Hi Robin,
On Mon, Jul 27, 2015 at 07:18:08PM +0100, Robin Murphy wrote:
> Currently, users of the LPAE page table code are (ab)using dma_map_page()
> as a means to flush page table updates for non-coherent IOMMUs. Since
> from the CPU's point of view, creating IOMMU page tables *is* passing
> DMA buffers to a device (the IOMMU's page table walker), there's little
> reason not to use the DMA API correctly.
>
> Allow drivers to opt into appropriate DMA operations for page table
> allocation and updates by providing the relevant device, and make the
> flush_pgtable() callback optional in case those DMA API operations are
> sufficient.

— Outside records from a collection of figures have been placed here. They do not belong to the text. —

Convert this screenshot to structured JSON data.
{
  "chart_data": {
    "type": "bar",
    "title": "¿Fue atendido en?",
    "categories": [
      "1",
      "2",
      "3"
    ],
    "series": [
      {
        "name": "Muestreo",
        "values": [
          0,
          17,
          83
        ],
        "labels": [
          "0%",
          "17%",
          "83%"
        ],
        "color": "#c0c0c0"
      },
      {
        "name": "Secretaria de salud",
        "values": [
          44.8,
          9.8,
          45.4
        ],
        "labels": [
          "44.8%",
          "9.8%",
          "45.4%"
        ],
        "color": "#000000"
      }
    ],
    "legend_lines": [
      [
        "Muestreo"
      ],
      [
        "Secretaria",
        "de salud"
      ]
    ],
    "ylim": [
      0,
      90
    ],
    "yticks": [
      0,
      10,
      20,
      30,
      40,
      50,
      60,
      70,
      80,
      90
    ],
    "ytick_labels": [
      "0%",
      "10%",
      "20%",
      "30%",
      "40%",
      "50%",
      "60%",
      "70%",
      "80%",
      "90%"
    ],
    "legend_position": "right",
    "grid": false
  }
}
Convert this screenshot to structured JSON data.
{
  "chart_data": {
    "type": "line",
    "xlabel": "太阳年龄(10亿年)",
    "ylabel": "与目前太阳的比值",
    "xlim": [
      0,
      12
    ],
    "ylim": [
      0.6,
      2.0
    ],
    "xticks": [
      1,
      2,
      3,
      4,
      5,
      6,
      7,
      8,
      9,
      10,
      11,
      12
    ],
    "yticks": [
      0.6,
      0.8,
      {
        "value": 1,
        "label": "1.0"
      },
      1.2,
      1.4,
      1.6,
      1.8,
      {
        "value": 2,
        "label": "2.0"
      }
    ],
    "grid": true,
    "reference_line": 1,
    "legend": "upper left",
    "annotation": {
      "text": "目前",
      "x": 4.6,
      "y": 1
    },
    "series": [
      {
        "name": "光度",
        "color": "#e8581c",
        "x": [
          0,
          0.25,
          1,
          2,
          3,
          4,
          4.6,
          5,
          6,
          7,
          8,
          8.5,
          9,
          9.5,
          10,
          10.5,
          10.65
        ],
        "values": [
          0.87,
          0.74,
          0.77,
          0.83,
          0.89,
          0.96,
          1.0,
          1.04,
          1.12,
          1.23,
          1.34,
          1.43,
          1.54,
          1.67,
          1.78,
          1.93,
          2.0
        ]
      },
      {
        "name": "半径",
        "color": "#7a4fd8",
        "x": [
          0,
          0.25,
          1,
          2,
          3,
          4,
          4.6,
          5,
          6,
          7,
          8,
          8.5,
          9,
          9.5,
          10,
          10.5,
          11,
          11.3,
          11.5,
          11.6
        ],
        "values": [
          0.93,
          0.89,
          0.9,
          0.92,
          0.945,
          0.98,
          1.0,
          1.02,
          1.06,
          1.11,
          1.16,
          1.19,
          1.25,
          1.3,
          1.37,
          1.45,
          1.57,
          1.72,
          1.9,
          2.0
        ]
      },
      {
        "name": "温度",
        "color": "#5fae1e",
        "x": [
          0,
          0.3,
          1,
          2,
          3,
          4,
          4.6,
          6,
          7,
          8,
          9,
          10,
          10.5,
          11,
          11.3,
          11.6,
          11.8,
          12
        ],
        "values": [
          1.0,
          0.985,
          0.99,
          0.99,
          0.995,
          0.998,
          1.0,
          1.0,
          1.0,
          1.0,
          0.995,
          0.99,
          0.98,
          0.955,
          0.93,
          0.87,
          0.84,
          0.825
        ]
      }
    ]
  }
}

The expectation is that an LPAE IOMMU should have a full view
> of system memory, so use streaming mappings to avoid unnecessary pressure
> on ZONE_DMA, and treat any DMA translation as a warning sign.
>
> Signed-off-by: Robin Murphy <[email protected]>
> ---
>
> Hi all,
>
> Since Russell fixing Tegra[1] reminded me, I dug this out from, er,
> rather a long time ago[2] and tidied it up. I've tested the SMMUv2
> version with the MMU-401s on Juno (both coherent and non-coherent)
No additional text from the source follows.